# Meetings Coreset Selection
## Meeting 2021-03-06
### Project desctiption
1. Replicate one of the baselines from Selection via Proxy for coreset selection 50%
* Greedy K-Centers
3. Replicate one article 90%
* GLISTER: Online + Active
5. Analyze how well selected subsets generalize across different models 100%
### Questions
* What is the scope of the testing datasets?
* Regression + classification?
* Multi-class classification?
* How many parameter-tweaks?
* Noise in the dataset
* Size of dataset
* Density of dataset
* A: CIFAR-10
* A: MNIST
* What is the scope of the models we should train with the selected core-sets?
* How many models?
* What kinds of models?
* Standard: KNN, LinReg, DT, RF, LogReg
* Bayesian: Gaussian Process
* Reduction of datapoints with the algorithm depends on the model
* Finding out if same reduction of dataset for one algorithm also works well for other algorithms
* GLISTER and Greedy-K-Centers papers have both active learning and coreset selection
* Only do GLISTER online
* Shall various approximations of GLISTER (perfomance-related) be implemented?
* Focus on the main idea, main algorithm first
* What about computing ressources?
* Roland has access to Zhores Sandbox, Vladimir and Yuliya don't have any access
* What kind of algorithms do we have to compare?
* It's only Greedy K-Centers compared with GLISTER
* It is expected that G-KC performs slightly worse than GLISTER
* G-KC is a known algorithm, it is expected to work. GLISTER on the other hand is new, not verified if it works
* What about the code in the repos?
* It's OK to use the code from the repositories.
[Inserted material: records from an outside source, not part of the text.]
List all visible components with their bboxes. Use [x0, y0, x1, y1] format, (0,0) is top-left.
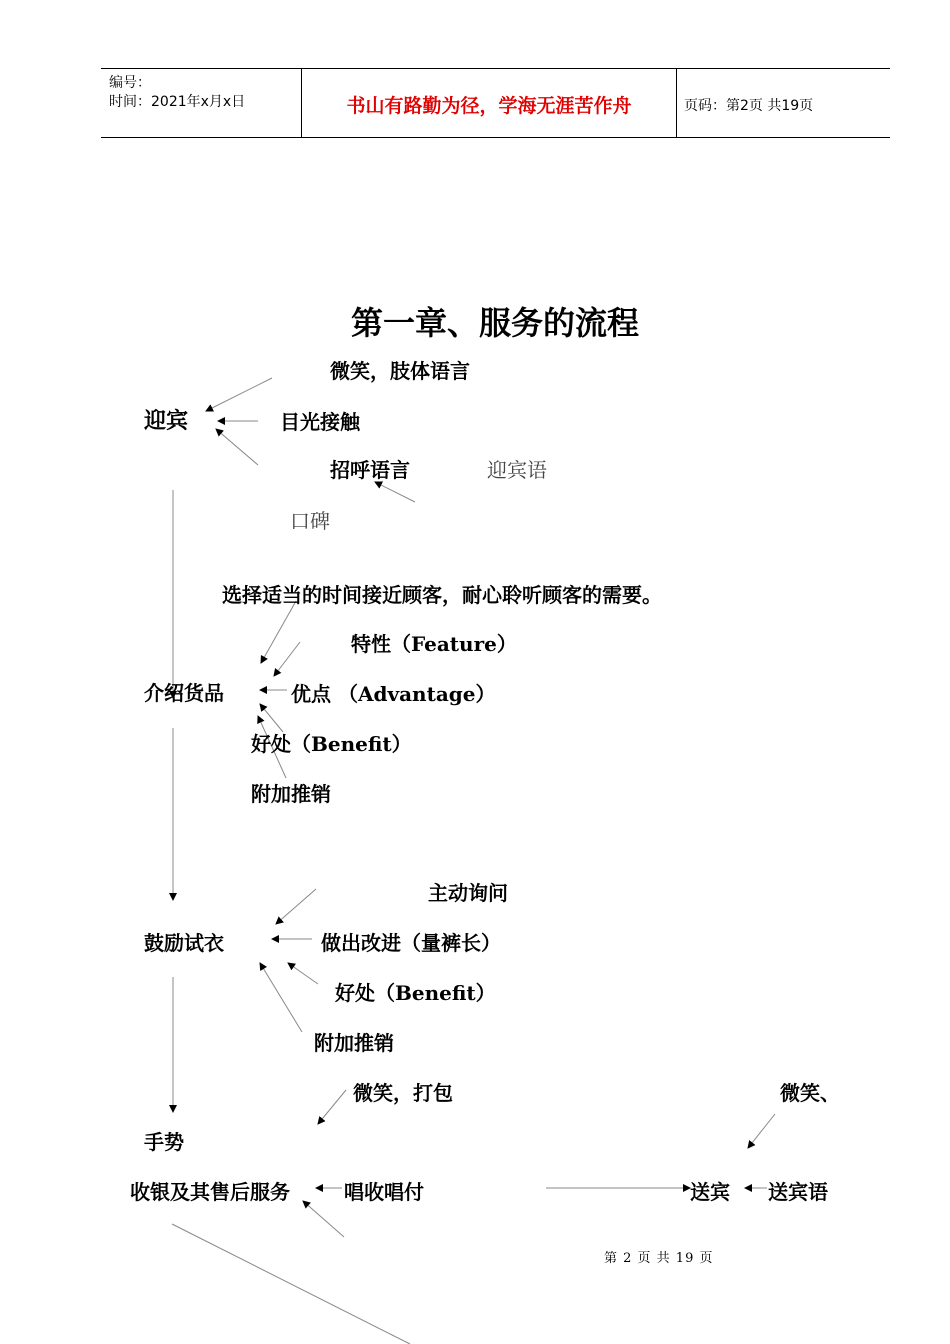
arrow-greeting-to-greet	[216, 429, 258, 465]
tryon-label: 鼓励试衣	[144, 931, 224, 955]
tryon-ask: 主动询问	[428, 881, 508, 905]
tryon-benefit: 好处（Benefit）	[335, 981, 496, 1005]
arrow-smile-to-farewell	[748, 1114, 775, 1148]
gesture-label: 手势	[144, 1130, 184, 1154]
tryon-alter: 做出改进（量裤长）	[321, 931, 501, 955]
checkout-sing: 唱收唱付	[344, 1180, 424, 1204]
greet-eye-contact: 目光接触	[280, 410, 360, 434]
greet-word-of-mouth: 口碑	[290, 509, 330, 533]
farewell-words: 送宾语	[768, 1180, 828, 1204]
arrow-benefit-to-tryon	[288, 963, 318, 984]
introduce-benefit: 好处（Benefit）	[251, 732, 412, 756]
greet-smile-body: 微笑，肢体语言	[330, 359, 470, 383]
introduce-label: 介绍货品	[144, 681, 224, 705]
arrow-words-to-greeting	[375, 482, 415, 502]
greet-greeting-lang: 招呼语言	[330, 458, 410, 482]
farewell-label: 送宾	[690, 1180, 730, 1204]
number-label: 编号：	[109, 75, 151, 91]
introduce-feature: 特性（Feature）	[351, 632, 517, 656]
greet-greeting-words: 迎宾语	[487, 458, 547, 482]
page-label: 页码：第2页 共19页	[684, 98, 814, 114]
arrow-lower-to-checkout	[303, 1201, 344, 1237]
farewell-smile: 微笑、	[780, 1081, 840, 1105]
gesture-smile-pack: 微笑，打包	[353, 1081, 453, 1105]
flow-continuation-line	[172, 1224, 410, 1344]
arrow-ask-to-tryon	[276, 889, 316, 924]
motto-text: 书山有路勤为径，学海无涯苦作舟	[346, 95, 632, 117]
arrow-pack-to-gesture	[318, 1090, 346, 1124]
tryon-addon: 附加推销	[314, 1031, 394, 1055]
arrow-feature-to-introduce	[274, 642, 300, 676]
introduce-advantage: 优点 （Advantage）	[291, 682, 496, 706]
approach-note: 选择适当的时间接近顾客，耐心聆听顾客的需要。	[222, 583, 662, 607]
introduce-addon: 附加推销	[251, 782, 331, 806]
page-footer: 第 2 页 共 19 页	[604, 1251, 714, 1266]
time-label: 时间：2021年x月x日	[109, 94, 246, 110]
arrow-addon-to-tryon	[260, 963, 302, 1032]
greet-label: 迎宾	[144, 408, 189, 434]
page-title: 第一章、服务的流程	[350, 304, 639, 342]
arrow-smile-to-greet	[206, 378, 272, 411]
checkout-label: 收银及其售后服务	[130, 1180, 290, 1204]
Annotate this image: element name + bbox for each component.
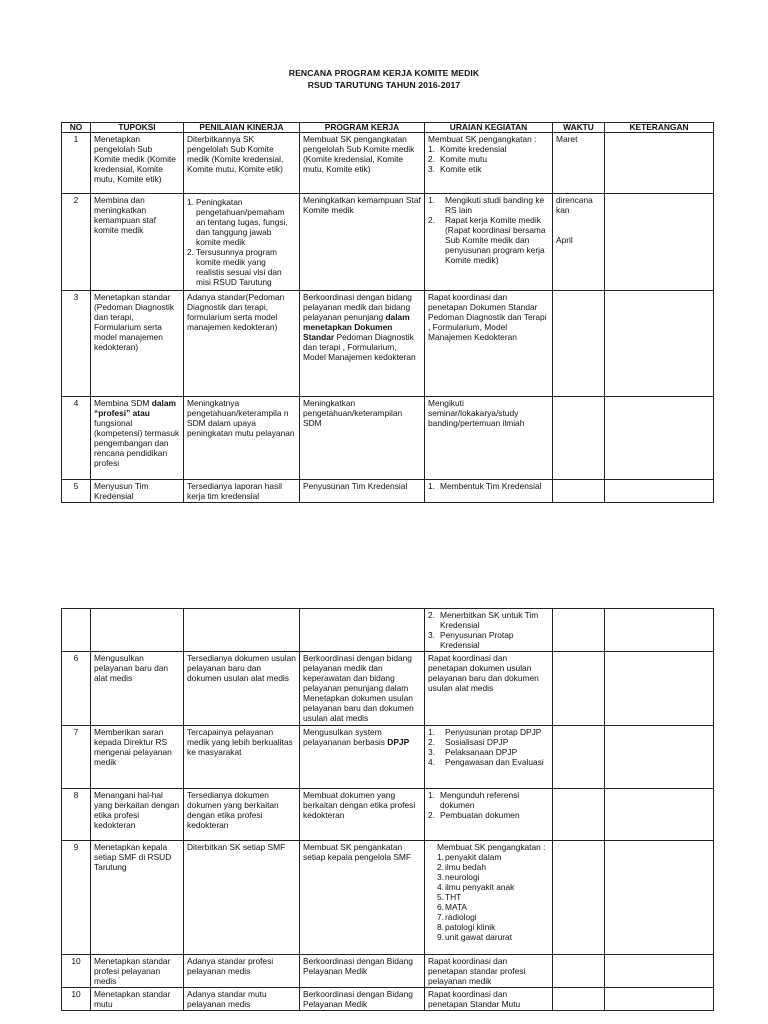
row-number: 3: [62, 291, 91, 397]
keterangan-cell: [605, 955, 714, 988]
tupoksi-cell: Menetapkan standar profesi pelayanan medis: [91, 955, 184, 988]
penilaian-cell: Tersedianya laporan hasil kerja tim kredensial: [184, 480, 300, 503]
keterangan-cell: [605, 194, 714, 291]
penilaian-cell: Tersedianya dokumen usulan pelayanan baru dan dokumen usulan alat medis: [184, 652, 300, 726]
penilaian-cell: Adanya standar(Pedoman Diagnostik dan terapi, formularium serta model manajemen kedokteran): [184, 291, 300, 397]
program-cell: Penyusunan Tim Kredensial: [300, 480, 425, 503]
tupoksi-cell: Memberikan saran kepada Direktur RS mengenai pelayanan medik: [91, 726, 184, 789]
waktu-cell: [553, 955, 605, 988]
list-item: 7. radiologi: [437, 912, 477, 922]
table-row: [62, 726, 714, 789]
list-item: 1. Mengikuti studi banding ke RS lain: [428, 195, 545, 215]
penilaian-cell: Meningkatnya pengetahuan/keterampila n SDM dalam upaya peningkatan mutu pelayanan: [184, 397, 300, 480]
penilaian-cell: [184, 194, 300, 291]
list-item: 1. Penyusunan protap DPJP: [428, 727, 542, 737]
list-item: 4. Pengawasan dan Evaluasi: [428, 757, 544, 767]
program-cell: Berkoordinasi dengan Bidang Pelayanan Medik: [300, 988, 425, 1011]
program-table-page2: [61, 608, 714, 1011]
table-header-row: [62, 123, 714, 133]
uraian-list: [428, 852, 549, 942]
list-item: 3. Pelaksanaan DPJP: [428, 747, 518, 757]
program-cell: [300, 609, 425, 652]
header-uraian-kegiatan: URAIAN KEGIATAN: [425, 123, 553, 133]
list-item: 1. Komite kredensial: [428, 144, 507, 154]
waktu-cell: [553, 988, 605, 1011]
table-row: [62, 988, 714, 1011]
table-row: [62, 397, 714, 480]
table-row: [62, 841, 714, 955]
uraian-list: [428, 790, 549, 820]
list-item: 3. Penyusunan Protap Kredensial: [428, 630, 514, 650]
row-number: 5: [62, 480, 91, 503]
tupoksi-cell: [91, 609, 184, 652]
header-keterangan: KETERANGAN: [605, 123, 714, 133]
row-number: 4: [62, 397, 91, 480]
header-program-kerja: PROGRAM KERJA: [300, 123, 425, 133]
keterangan-cell: [605, 480, 714, 503]
tupoksi-cell: Menyusun Tim Kredensial: [91, 480, 184, 503]
uraian-cell: [425, 726, 553, 789]
penilaian-cell: Diterbitkan SK setiap SMF: [184, 841, 300, 955]
keterangan-cell: [605, 609, 714, 652]
list-item: 2. Sosialisasi DPJP: [428, 737, 509, 747]
uraian-cell: [425, 841, 553, 955]
tupoksi-cell: Menetapkan standar (Pedoman Diagnostik dan terapi, Formularium serta model manajemen kedokteran): [91, 291, 184, 397]
tupoksi-cell: Menetapkan pengelolah Sub Komite medik (Komite kredensial, Komite mutu, Komite etik): [91, 133, 184, 194]
waktu-cell: Maret: [553, 133, 605, 194]
keterangan-cell: [605, 291, 714, 397]
program-cell: Membuat SK pengangkatan pengelolah Sub Komite medik (Komite kredensial, Komite mutu, Komite etik): [300, 133, 425, 194]
document-subtitle: RSUD TARUTUNG TAHUN 2016-2017: [307, 80, 461, 90]
waktu-cell: [553, 841, 605, 955]
row-number: 10: [62, 988, 91, 1011]
program-cell: Meningkatkan kemampuan Staf Komite medik: [300, 194, 425, 291]
list-item: 4. ilmu penyakit anak: [437, 882, 515, 892]
list-item: 1. Mengunduh referensi dokumen: [428, 790, 520, 810]
uraian-intro: Membuat SK pengangkatan :: [437, 842, 546, 852]
list-item: 3. Komite etik: [428, 164, 482, 174]
table-row: [62, 480, 714, 503]
list-item: 2. Pembuatan dokumen: [428, 810, 520, 820]
list-item: 2. Menerbitkan SK untuk Tim Kredensial: [428, 610, 539, 630]
uraian-cell: Mengikuti seminar/lokakarya/study banding/pertemuan ilmiah: [425, 397, 553, 480]
list-item: 1. penyakit dalam: [437, 852, 502, 862]
waktu-month: April: [556, 235, 573, 245]
uraian-list: [428, 481, 549, 491]
waktu-cell: [553, 397, 605, 480]
uraian-cell: Rapat koordinasi dan penetapan Standar Mutu: [425, 988, 553, 1011]
waktu-cell: [553, 789, 605, 841]
row-number: 1: [62, 133, 91, 194]
waktu-cell: [553, 609, 605, 652]
list-item: 2. Tersusunnya program komite medik yang realistis sesuai visi dan misi RSUD Tarutung: [187, 247, 282, 287]
uraian-cell: [425, 609, 553, 652]
uraian-cell: [425, 133, 553, 194]
program-cell: Meningkatkan pengetahuan/keterampilan SDM: [300, 397, 425, 480]
uraian-list: [428, 144, 549, 174]
tupoksi-cell: Menangani hal-hal yang berkaitan dengan etika profesi kedokteran: [91, 789, 184, 841]
program-cell: Membuat SK pengankatan setiap kepala pengelola SMF: [300, 841, 425, 955]
tupoksi-cell: Menetapkan kepala setiap SMF di RSUD Tarutung: [91, 841, 184, 955]
row-number: [62, 609, 91, 652]
penilaian-cell: Tercapainya pelayanan medik yang lebih berkualitas ke masyarakat: [184, 726, 300, 789]
uraian-cell: Rapat koordinasi dan penetapan standar profesi pelayanan medik: [425, 955, 553, 988]
uraian-cell: Rapat koordinasi dan penetapan dokumen usulan pelayanan baru dan dokumen usulan alat medis: [425, 652, 553, 726]
list-item: 5. THT: [437, 892, 462, 902]
penilaian-cell: Diterbitkannya SK pengelolah Sub Komite medik (Komite kredensial, Komite mutu, Komite etik): [184, 133, 300, 194]
penilaian-list: [187, 197, 296, 287]
list-item: 9. unit gawat darurat: [437, 932, 513, 942]
table-row: [62, 194, 714, 291]
list-item: 2. ilmu bedah: [437, 862, 486, 872]
table-row: [62, 609, 714, 652]
penilaian-cell: Tersedianya dokumen dokumen yang berkaitan dengan etika profesi kedokteran: [184, 789, 300, 841]
table-row: [62, 652, 714, 726]
keterangan-cell: [605, 397, 714, 480]
waktu-cell: [553, 480, 605, 503]
header-waktu: WAKTU: [553, 123, 605, 133]
uraian-list: [428, 610, 549, 650]
uraian-cell: [425, 480, 553, 503]
program-cell: Berkoordinasi dengan Bidang Pelayanan Medik: [300, 955, 425, 988]
program-table-page1: [61, 122, 714, 503]
penilaian-cell: [184, 609, 300, 652]
row-number: 8: [62, 789, 91, 841]
row-number: 10: [62, 955, 91, 988]
program-cell: Membuat dokumen yang berkaitan dengan etika profesi kedokteran: [300, 789, 425, 841]
program-cell: Mengusulkan system pelayananan berbasis DPJP: [300, 726, 425, 789]
waktu-cell: [553, 291, 605, 397]
program-cell: Berkoordinasi dengan bidang pelayanan medik dan bidang pelayanan penunjang dalam menetapkan Dokumen Standar Pedoman Diagnostik dan terapi , Formularium, Model Manajemen kedokteran: [300, 291, 425, 397]
list-item: 8. patologi klinik: [437, 922, 496, 932]
list-item: 2. Komite mutu: [428, 154, 488, 164]
keterangan-cell: [605, 988, 714, 1011]
row-number: 6: [62, 652, 91, 726]
table-row: [62, 133, 714, 194]
tupoksi-cell: Mengusulkan pelayanan baru dan alat medis: [91, 652, 184, 726]
list-item: 1. Membentuk Tim Kredensial: [428, 481, 542, 491]
header-no: NO: [62, 123, 91, 133]
waktu-cell: [553, 194, 605, 291]
table-row: [62, 291, 714, 397]
waktu-cell: [553, 652, 605, 726]
keterangan-cell: [605, 841, 714, 955]
row-number: 9: [62, 841, 91, 955]
uraian-cell: [425, 194, 553, 291]
header-penilaian-kinerja: PENILAIAN KINERJA: [184, 123, 300, 133]
document-title: RENCANA PROGRAM KERJA KOMITE MEDIK: [288, 68, 480, 78]
header-tupoksi: TUPOKSI: [91, 123, 184, 133]
keterangan-cell: [605, 789, 714, 841]
keterangan-cell: [605, 133, 714, 194]
penilaian-cell: Adanya standar profesi pelayanan medis: [184, 955, 300, 988]
list-item: 1. Peningkatan pengetahuan/pemaham an tentang tugas, fungsi, dan tanggung jawab komite medik: [187, 197, 288, 247]
uraian-intro: Membuat SK pengangkatan :: [428, 134, 537, 144]
list-item: 2. Rapat kerja Komite medik (Rapat koordinasi bersama Sub Komite medik dan penyusunan program kerja Komite medik): [428, 215, 546, 265]
row-number: 2: [62, 194, 91, 291]
uraian-cell: [425, 789, 553, 841]
program-cell: Berkoordinasi dengan bidang pelayanan medik dan keperawatan dan bidang pelayanan penunjang dalam Menetapkan dokumen usulan pelayanan baru dan dokumen usulan alat medis: [300, 652, 425, 726]
uraian-list: [428, 195, 549, 265]
list-item: 6. MATA: [437, 902, 468, 912]
uraian-list: [428, 727, 549, 767]
tupoksi-cell: Menetapkan standar mutu: [91, 988, 184, 1011]
waktu-planned: direncana kan: [556, 195, 593, 215]
row-number: 7: [62, 726, 91, 789]
keterangan-cell: [605, 652, 714, 726]
tupoksi-cell: Membina dan meningkatkan kemampuan staf komite medik: [91, 194, 184, 291]
tupoksi-cell: Membina SDM dalam “profesi” atau fungsional (kompetensi) termasuk pengembangan dan rencana pendidikan profesi: [91, 397, 184, 480]
list-item: 3. neurologi: [437, 872, 480, 882]
uraian-cell: Rapat koordinasi dan penetapan Dokumen Standar Pedoman Diagnostik dan Terapi , Formularium, Model Manajemen Kedokteran: [425, 291, 553, 397]
table-row: [62, 789, 714, 841]
waktu-cell: [553, 726, 605, 789]
table-row: [62, 955, 714, 988]
keterangan-cell: [605, 726, 714, 789]
penilaian-cell: Adanya standar mutu pelayanan medis: [184, 988, 300, 1011]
The main body of work is to provide a test-interface for people to give various datasets, and output a comparison between G-KC and GLISTER
* (Yuliya) Regarding GLISTER algorithm, can we use the available codes of algorithms for comparison (FASS, BADGE)?
* (Yuliya) Regarding the GLISTER paper, should we replicate the appendix experiments?
# Meeting 2021-03-13
Next steps:
* Indices with Greedy K-Centers:
* Train ResNet on CIFAR/MNIST and extract features from ResNet (second to last layer)
* Use K-Centers algorithm on feature embeddings, and get core-set indices
* Indices with GLISTER:
* Try to get own implementation of GLISTER to work
* Build a wrapper around GLISTER
* Use GLISTER to get core-set indices
* Use selected core-sets to re-train ResNet and check performance
* Use selected core-sets to train other nets (AlexNet) and check performance
# Meeting 2021-03-18
* What kind of functionality should the commanding front end have?
* download weights of neural networks? No
* core-set selectors:
* generate latent space dataset
* download latent space dataset
* generate subset indices
* parameters:
* selection method (k-centers, gliser)
* % of dataset
* save indices list
* How many sub-sets of the full dataset do you want to have in the report?
* 30, 50
* If Inception takes too much time to train, can we use densenet 121?
* Use densenet 121
* Measurements:
* K-Centers and Random on CIFAR-10
* with 10%, 30%, 50%
* K-Center and GLISTER and Random on CIFAR-10 (if we have time)
* with 10%, 30%, 50%
* 100 epochs training for
* K-Center and GLISTER on smaller dataset (MNIST)
* with 10%, 30%, 50%
# Meeting 2021-03-20
* Final report Appendix B: Do we need to comment on every question?
* If there is some important additional information, write it down
* Plots: How do I get std/CI from one measurement?
* not necessary
* K-Centers: Replication was done with pre-activation layer
* it's fine with default resnet18
* Repository: Is it OK if we have test execution software in jupyter notebooks?
* It's OK for interfaces, still would be nice to have scripts
* Report:
* Add to introduction:
* Hyperparameter search to find best hyperparameters. Trains network often, and for that a smaller dataset is quite important.
* Neural architecture search: Train models many many times